Giganti dello Spirito
Maestri dello Spirito - Riflessioni di Autori Antichi e Moderni


FESTE DI CRISTO: Sacro Cuore, Trasfigurazione, Santa Croce, Cristo Re

Bernard-Marie Chevignard - «AMATEVI L'UN L'ALTRO COME IO HO AMATO VOI»

L'amore fraterno attinge al cuore stesso del Signore. Certamente, esso deve assumere tutto il vigore, il realismo del nostro cuore di carne. Ma la sua fonte è più alta: è nell'amore di Cristo per noi. Il suo amore ci domina e ci spinge, diceva San Paolo (2 Cor. 5, 14).

Ne consegue che il cammino più breve, il solo per amarci veramente e con coraggio, gli uni gli altri, consiste nel passare per il Cristo, nel dimorare in lui. C'è bisogno di una nuova nascita: la carne ed il sangue non sono sufficienti. Bisogna nascere nel modo di amare del Signore.

Ciò non sarebbe possibile, se il Signore stesso non intervenisse dall'interno. Il discepolo di Gesù non è un superuomo; non «si è tormentato» al punto di divenire «perfetto». Si dà a Gesù Cristo, perché Gesù Cristo lo trasformi. AI riguardo, la sua fede ed il suo amore risultano più efficaci degli sforzi morali, per quanto necessari essi possano essere. Per quanto poi riguarda specificamente l'amore fraterno - da cui dipendono tutta la legge ed i Profeti (cf. Mt. 22, 40) - egli ben sa che non sarà capace di amare, come Cristo gli chiede, se non rivestendosi del suo amore: Amatevi l'un l'altro, come io ho amato voi...

Qui, come sempre, bisogna ricollegarsi al cuore di Cristo. Egli soltanto ci comunicherà interiormente questa pienezza dell'amore che nessuna lentezza stanca, che nessuna ingratitudine arresta, che non si lascia vincere in nulla dal male, ma che converte il male in dolcezza ed in amore. Solo i cuori dolci ed umili, convertiti dal Maestro dolce ed umile, hanno tale pienezza dell'amore che permette loro di sopportare ogni cosa e di risultare, alla fine, sempre vincitori.

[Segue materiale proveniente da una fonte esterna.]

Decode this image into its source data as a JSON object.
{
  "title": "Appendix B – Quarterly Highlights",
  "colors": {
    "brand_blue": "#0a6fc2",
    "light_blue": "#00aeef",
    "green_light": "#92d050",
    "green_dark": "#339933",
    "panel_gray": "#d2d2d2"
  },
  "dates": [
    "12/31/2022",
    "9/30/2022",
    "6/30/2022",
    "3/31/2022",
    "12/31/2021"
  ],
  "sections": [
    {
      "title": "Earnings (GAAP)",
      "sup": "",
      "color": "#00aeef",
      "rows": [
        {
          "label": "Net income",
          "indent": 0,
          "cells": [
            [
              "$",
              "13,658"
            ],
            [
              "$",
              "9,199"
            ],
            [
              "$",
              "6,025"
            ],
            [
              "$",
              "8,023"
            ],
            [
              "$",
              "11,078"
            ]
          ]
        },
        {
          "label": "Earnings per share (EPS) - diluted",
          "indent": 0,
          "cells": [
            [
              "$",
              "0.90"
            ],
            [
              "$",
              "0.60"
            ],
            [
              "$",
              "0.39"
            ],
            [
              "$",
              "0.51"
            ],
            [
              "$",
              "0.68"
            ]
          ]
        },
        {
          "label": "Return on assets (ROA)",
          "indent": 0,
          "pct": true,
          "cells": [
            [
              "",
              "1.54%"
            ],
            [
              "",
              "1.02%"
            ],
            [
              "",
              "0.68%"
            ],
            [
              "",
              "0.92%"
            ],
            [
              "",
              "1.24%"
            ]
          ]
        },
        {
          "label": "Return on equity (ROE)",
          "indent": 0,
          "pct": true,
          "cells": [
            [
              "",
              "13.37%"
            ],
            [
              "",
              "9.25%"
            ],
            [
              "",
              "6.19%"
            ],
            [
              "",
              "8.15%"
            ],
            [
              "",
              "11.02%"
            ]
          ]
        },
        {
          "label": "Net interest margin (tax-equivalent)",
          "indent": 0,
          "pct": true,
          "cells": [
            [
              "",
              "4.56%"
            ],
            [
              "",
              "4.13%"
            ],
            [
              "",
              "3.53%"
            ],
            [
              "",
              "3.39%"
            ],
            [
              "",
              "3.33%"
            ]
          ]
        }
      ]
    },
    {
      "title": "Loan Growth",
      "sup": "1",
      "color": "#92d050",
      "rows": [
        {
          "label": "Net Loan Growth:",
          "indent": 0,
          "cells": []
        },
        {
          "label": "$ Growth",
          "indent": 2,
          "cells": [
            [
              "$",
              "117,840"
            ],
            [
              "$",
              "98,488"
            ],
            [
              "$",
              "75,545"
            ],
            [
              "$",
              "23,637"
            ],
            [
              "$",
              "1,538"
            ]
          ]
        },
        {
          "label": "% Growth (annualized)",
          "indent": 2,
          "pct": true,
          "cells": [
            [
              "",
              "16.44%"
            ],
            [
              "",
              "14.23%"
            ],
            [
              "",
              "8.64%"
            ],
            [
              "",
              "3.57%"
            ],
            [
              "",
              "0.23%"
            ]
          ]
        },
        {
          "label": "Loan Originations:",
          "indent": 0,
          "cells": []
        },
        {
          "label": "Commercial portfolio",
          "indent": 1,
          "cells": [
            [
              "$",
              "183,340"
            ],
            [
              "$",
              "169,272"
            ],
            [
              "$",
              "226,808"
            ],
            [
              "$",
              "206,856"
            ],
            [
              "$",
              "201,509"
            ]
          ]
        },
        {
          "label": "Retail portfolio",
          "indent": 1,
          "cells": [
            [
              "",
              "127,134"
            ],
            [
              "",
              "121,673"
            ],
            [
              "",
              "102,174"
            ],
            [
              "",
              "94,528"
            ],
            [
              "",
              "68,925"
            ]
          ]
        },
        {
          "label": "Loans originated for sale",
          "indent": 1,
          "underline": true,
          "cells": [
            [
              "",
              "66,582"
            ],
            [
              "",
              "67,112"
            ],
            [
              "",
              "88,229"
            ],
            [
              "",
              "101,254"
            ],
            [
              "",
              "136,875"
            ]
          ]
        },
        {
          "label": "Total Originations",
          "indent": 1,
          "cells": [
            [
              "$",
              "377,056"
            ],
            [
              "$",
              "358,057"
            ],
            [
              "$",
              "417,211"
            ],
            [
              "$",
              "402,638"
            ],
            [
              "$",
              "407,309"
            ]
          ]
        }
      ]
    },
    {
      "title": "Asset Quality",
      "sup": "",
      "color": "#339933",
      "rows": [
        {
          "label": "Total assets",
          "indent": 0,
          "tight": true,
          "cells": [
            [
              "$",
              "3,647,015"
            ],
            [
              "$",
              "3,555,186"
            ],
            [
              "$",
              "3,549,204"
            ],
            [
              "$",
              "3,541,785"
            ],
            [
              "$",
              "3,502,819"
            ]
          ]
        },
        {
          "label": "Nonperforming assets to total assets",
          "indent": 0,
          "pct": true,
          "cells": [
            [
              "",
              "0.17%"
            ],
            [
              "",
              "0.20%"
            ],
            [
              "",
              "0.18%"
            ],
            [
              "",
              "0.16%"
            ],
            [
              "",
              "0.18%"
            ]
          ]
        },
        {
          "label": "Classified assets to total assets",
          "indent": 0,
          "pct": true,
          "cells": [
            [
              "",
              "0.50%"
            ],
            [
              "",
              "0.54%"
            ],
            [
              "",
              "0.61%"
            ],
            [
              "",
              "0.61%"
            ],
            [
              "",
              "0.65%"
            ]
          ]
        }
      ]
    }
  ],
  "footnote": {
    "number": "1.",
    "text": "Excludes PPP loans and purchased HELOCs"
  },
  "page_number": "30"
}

Avete notato che nel suo grande inno alla carità (1 Cor. 13), San Paolo sviluppa proprio questa nota di dolcezza e di pazienza? Dove sta la vera carità? Nell'entusiasmo? Nei trasporti? Negli slanci? Sì, senza dubbio; ma prima di tutto essa è nella longanimità. E' la prima caratteristica che le dà San Paolo; quella, appunto, che viene subito al pensiero quando si vuole esprimere la sua essenza: La carità è longanime (v. 4). In un certo senso, quando si è detto questo, si è detto tutto. In tal caso, essa tutto scusa, tutto crede, tutto spera, tutto sopporta (v. 7). La sua pazienza, alla lunga, vince ogni cosa. Santa Teresa d'Avila era solita dire: «La pazienza ottiene tutto». In che cosa consiste, dunque, questa pazienza? Consiste nella pienezza dell'amore dei dolci ed umili di cuore. Dove "attingono? In se stessi? No, ma dal costante contatto con l'amore infinito e sempre presente del Cristo dolce ed umile che lava i piedi dei suoi discepoli. Il tremendo logorìo della vita non li stanca né li irrita, in quanto essi «conoscono» ad ogni istante la soavità e la mansuetudine di Cristo. E noi, poveri cristiani, vogliamo imparare un po' di questa longanimità del Cristo? Cerchiamo di imparare a dimorare nel suo cuore dolce ed umile.

Tratto da: La doctrine spirituelle de J'Evangile, Le Cerf, Parigi 1958 pp. 168-169 e 172-173.

Bernard-Marie Chevignard

Jean-Marie Chevignard (Padre Bernard-Marie) nacque a Digione il 5 marzo 1909 ed emise la professione religiosa tra i Frati Predicatori nel 1927. La sua spiritualità, fondata su seri studi teologici, si ricollega alla grande intuizione di San Domenico, il quale non ha voluto avere nessun'altra dottrina spirituale se non quella del Vangelo. Padre Chevignard, per lungo tempo maestro dei novizi della provincia francese, ha potuto mettere a confronto questa intuizione con le esigenze apostoliche del momento, e ci affida, in un linguaggio semplice, una specie di regola di vita in cui è manifestamente evidente lo spirito della Chiesa primitiva.